Now, if I can just pass that piece of knowledge along to the other parents who might be wondering what her definition of a ‘lover’ is too …

………………

I was talking later with the cowboy.

“Your are a lover,” says the Cowboy, laughing.

“It’s your best quality and your worst enemy,” he added.  “It’s your worst when people use it to take advantage of you, because you automatically love everybody.  But I don’t want you to change.”

All very sweet.  I’m grateful that is how some others see me.  Most importantly, my daughter.  I just don’t see why there is reason to treat others in any way other than with kindness and respect.

“How did you get to be that way, do you think,” the Cowboy asked.  I don’t ever remember a time I didn’t feel that way, that it was important to treat others kindly.  But it probably stemmed from always feeling like my role was that of peacekeeper at home growing up, now that I think about it.  That’s how I remember it anyway.  Right, wrong or indifferent.

All I want my child to know and that I hope she learns more quickly than I did .. there are exceptions to that rule.  The exception the Cowboy so eloquently pointed out above.

Being too nice can come back to bite you if you’re not careful because people will take advantage.  If there is one thing I would wish for my daughter it would be that she’s better at recognizing that than I am as she gets older – and nipping it in the bud.  While I still have some work to do, I have gotten better about it.  And I have made some important decisions in my adult life because I’ve come to realize … knowing when to let go or walk away sometimes, means treating yourself as kindly as you strive to treat others.

 

Mother-in-law ..

For years I had a handwritten poem on the front of my refrigerator from my former Mother-In-Law.  She had given it to us .. shortly after the birth of our daughter.

I love it.

And until then, I had never seen nor heard of it.

I saved that little handwritten note when I had to tear everything, photos, notes, etc off the fridge to ‘stage’ the  house when I put it on the market.  At the moment it is neatly tucked into a box in a folder in a storage unit.

But often, when I am bustling around trying to get everything in order as best I can .. I find myself saying ..

“Cooking and cleaning can wait til tomorrow
For babies grow up, I’ve learned to my sorrow.
So, settle down cobwebs, dust go to sleep.
I’m rocking my baby and babies don’t keep.”

Since the day she wrote it down.. and I recall it vividly ..

Whenever I am able or think of that little note, I do what I can to bring my focus back around to what precious little time I have during any given day, with my daughter.  Even if it means watching her while she plays with someone else, or the dog, does her homework, fusses at me, goes off exploring ..

Or if it means I can just stay still for a few moments each morning and watch and listen to her breathe while she is still peacefully sleeping.  You know that moment.  There is nothing like it.

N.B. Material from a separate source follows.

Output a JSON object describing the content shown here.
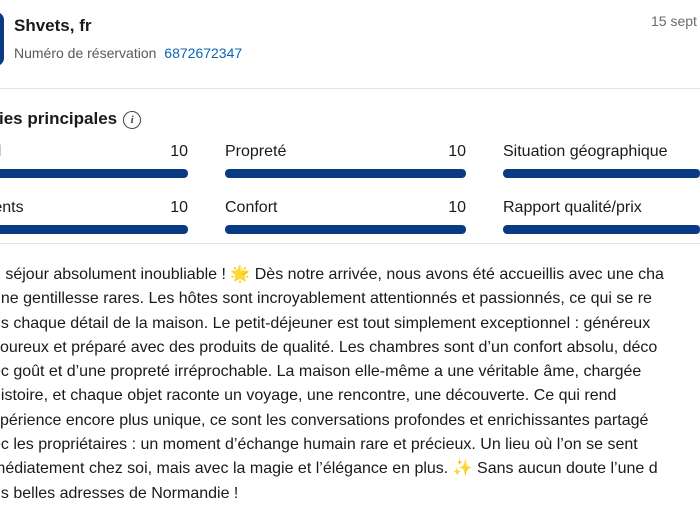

She may not be a baby anymore.  But it is a wonderful reminder for us in each God given day to slow down as best we can and appreciate the time we are given with those we love and hold dear.

…………….

As I was looking for who I might attribute the above words to, I found the following entire sweet poem:

Song for a Fifth Child

Mother, oh Mother, come shake out your cloth
empty the dustpan, poison the moth,
hang out the washing and butter the bread,
sew on a button and make up a bed.
Where is the mother whose house is so shocking?
She’s up in the nursery, blissfully rocking.

Oh, I’ve grown shiftless as Little Boy Blue
(lullaby, rockaby, lullaby loo).
Dishes are waiting and bills are past due
(pat-a-cake, darling, and peek, peekaboo).
The shopping’s not done and there’s nothing for stew
and out in the yard there’s a hullabaloo
but I’m playing Kanga and this is my Roo.
Look! Aren’t her eyes the most wonderful hue?
(lullaby, rockaby, lullaby loo).

The cleaning and scrubbing will wait till tomorrow,
for children grow up, as I’ve learned to my sorrow.
So quiet down, cobwebs. Dust go to sleep.
I’m rocking my baby and babies don’t keep.